April 2012 brought the first reports of threat activity, and the FBI responded to victims dating back to 2012. Bureau analysis found that the attacks originated from spear-phishing activity that kicked off in December 2011.

“From December 9, 2011, through at least February 29, 2012, organizations received spear-phishing emails specifically targeting their employees,” the advisory said. “The emails were constructed with a high level of sophistication to convince employees to view malicious files.”

The threat group continued on with its campaign and conducted social engineering, trying to obtain sensitive information from asset owners. This included actual phone calls to superiors in the network engineering department requesting security practice information.
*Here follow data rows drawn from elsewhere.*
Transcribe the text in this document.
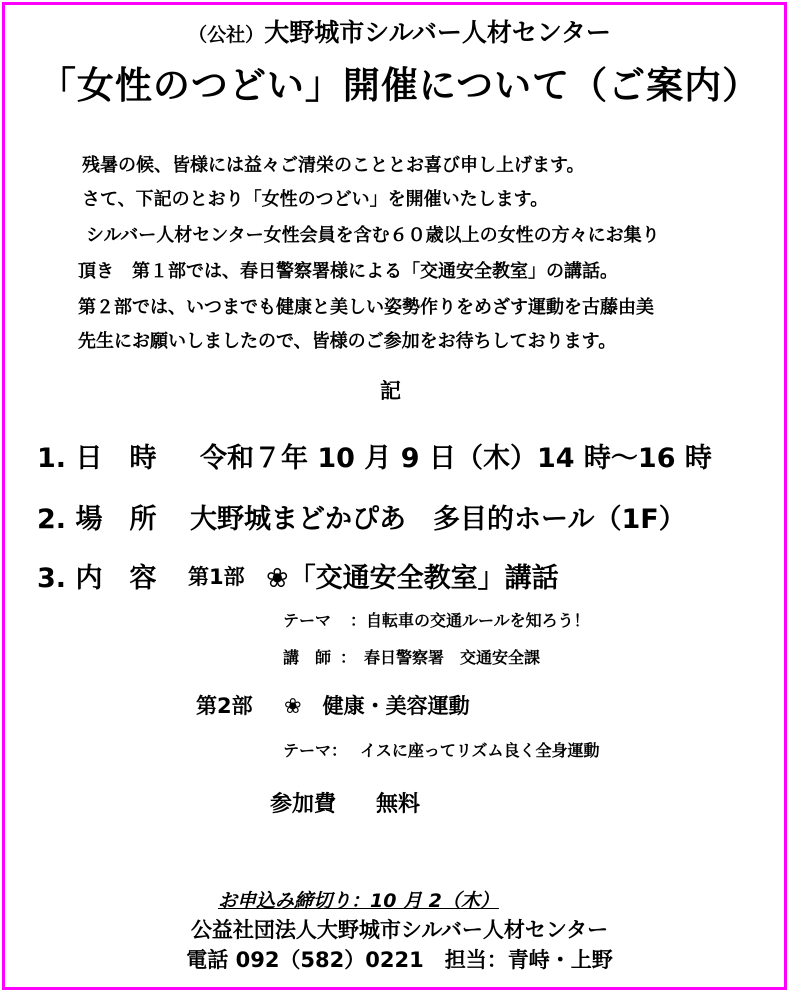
（公社）大野城市シルバー人材センター
「女性のつどい」開催について（ご案内）
残暑の候、皆様には益々ご清栄のこととお喜び申し上げます。
さて、下記のとおり「女性のつどい」を開催いたします。
シルバー人材センター女性会員を含む６０歳以上の女性の方々にお集り
頂き　第１部では、春日警察署様による「交通安全教室」の講話。
第２部では、いつまでも健康と美しい姿勢作りをめざす運動を古藤由美
先生にお願いしましたので、皆様のご参加をお待ちしております。
記
1. 日　時 令和７年 10 月 9 日（木）14 時～16 時
2. 場　所 大野城まどかぴあ　多目的ホール（1F）
3. 内　容 第1部 ❀「交通安全教室」講話
テーマ ：自転車の交通ルールを知ろう！
講　師 ：　春日警察署　交通安全課
第2部 ❀　健康・美容運動
テーマ： イスに座ってリズム良く全身運動
参加費 無料
お申込み締切り：10 月 2（木）
公益社団法人大野城市シルバー人材センター
電話 092（582）0221　 担当：青峙・上野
“The asset owner also reported that these calls began immediately after they had identified and removed the malicious intruder from their network and performed a system-wide credential reset,” said the advisory. “The caller identified himself as an employee of a large computer security firm performing a national survey about network cybersecurity practices. He inquired about the organization’s policy and practices for firewall use and settings, types of software used to protect their network, and the use and type of intrusion detection and/or prevention systems. The caller was blocking his caller ID, and when the targeted organization tried to return the call, they reached a number that was not in service.”

Attack Results

Upon compromising their targets, the threat actors utilized their access to infiltrate remote access channels. While they did not appear to alter pipeline operations of the systems accessed, CISA and the FBI indicated they did gain entrance into supervisory control and data retention networks at numerous companies.

“Chinese actors also gained information specific to dial-up access, including phone numbers, usernames, and passwords,” explained the advisory. “Dial-up modems continue to be prevalent in the Energy Sector, providing direct access into the ICS environment with little or no security and no monitoring, which makes them an optimal vector for hold-at-risk operations. The exfiltrated data provided the capabilities for the Chinese cyber actors to access ONG operational systems at a level where they could potentially conduct unauthorized operations.”

The advisory provided indications of compromise and encouraged Energy Sector companies to adhere to an increased state of awareness. Several security measures of mitigation were suggested and included segmenting IT, industrial control systems, and operational technology networks.

Growing Threat

According to Gartner Inc, a research and advisory company, they released their own report indicating sobering findings. The firm reported that cyber attackers will have weaponized operational technology to be successful in killing human beings by the year 2025.

“Attacks on OT-hardware and software that monitors or controls equipment, assets, and processes have become more common,” said Gartner. “They have also evolved from immediate process disruption such as shutting down a plant to compromising the integrity of industrial environments with intent to create physical harm. Other recent events like the Colonial Pipeline ransomware attack have highlighted the need to have properly segmented networks for IT and OT.”

Gartner determined the threat actors subscribe to three main motivations: reputational vandalism, commercial vandalism, and actual harm.

“Gartner predicts that the financial impact of CPS attacks resulting in fatal casualties will reach over $50 billion by 2023,” said the firm. “Even without taking the value of human life into account, the costs for organizations in terms of compensation, litigation, insurance, regulatory fines, and reputation loss will be significant. Gartner also predicts that most CEOs will be personally liable for such incidents.”

Naming China

Along with the CISA and FBI advisory, the European Union, NATO, the UK, the U.S., and several others during the same week that the People’s Republic of China (PRC) was responsible for a barrage of cyber incidents and a mass-hacking offensive that targeted Microsoft’s Exchange Server software.

“The PRC’s pattern of irresponsible behavior in cyberspace is inconsistent with its stated objective of being seen as a responsible leader in the world,” said the White House in a statement. “Today, countries around the world are making it clear that concerns regarding the PRC’s malicious cyber activities are bringing them together to call out those activities, promote network defense and cybersecurity, and act to disrupt threats to our economies and national security.”

 

The White House continued revealing that China’s Ministry of State Security (MSS) participated in ransomware attacks, crypto-jacking, cyber-enabled extortion, and stealing for financial gain.

 

“In some cases, we are aware that PRC government-affiliated cyber operators have conducted ransomware operations against private companies that have included ransom demands of millions of dollars,” said the White House. “The PRC’s unwillingness to address criminal activity by contract hackers harms governments, businesses, and critical infrastructure operators through billions of dollars in lost intellectual property, proprietary information, ransom payments, and mitigation efforts.”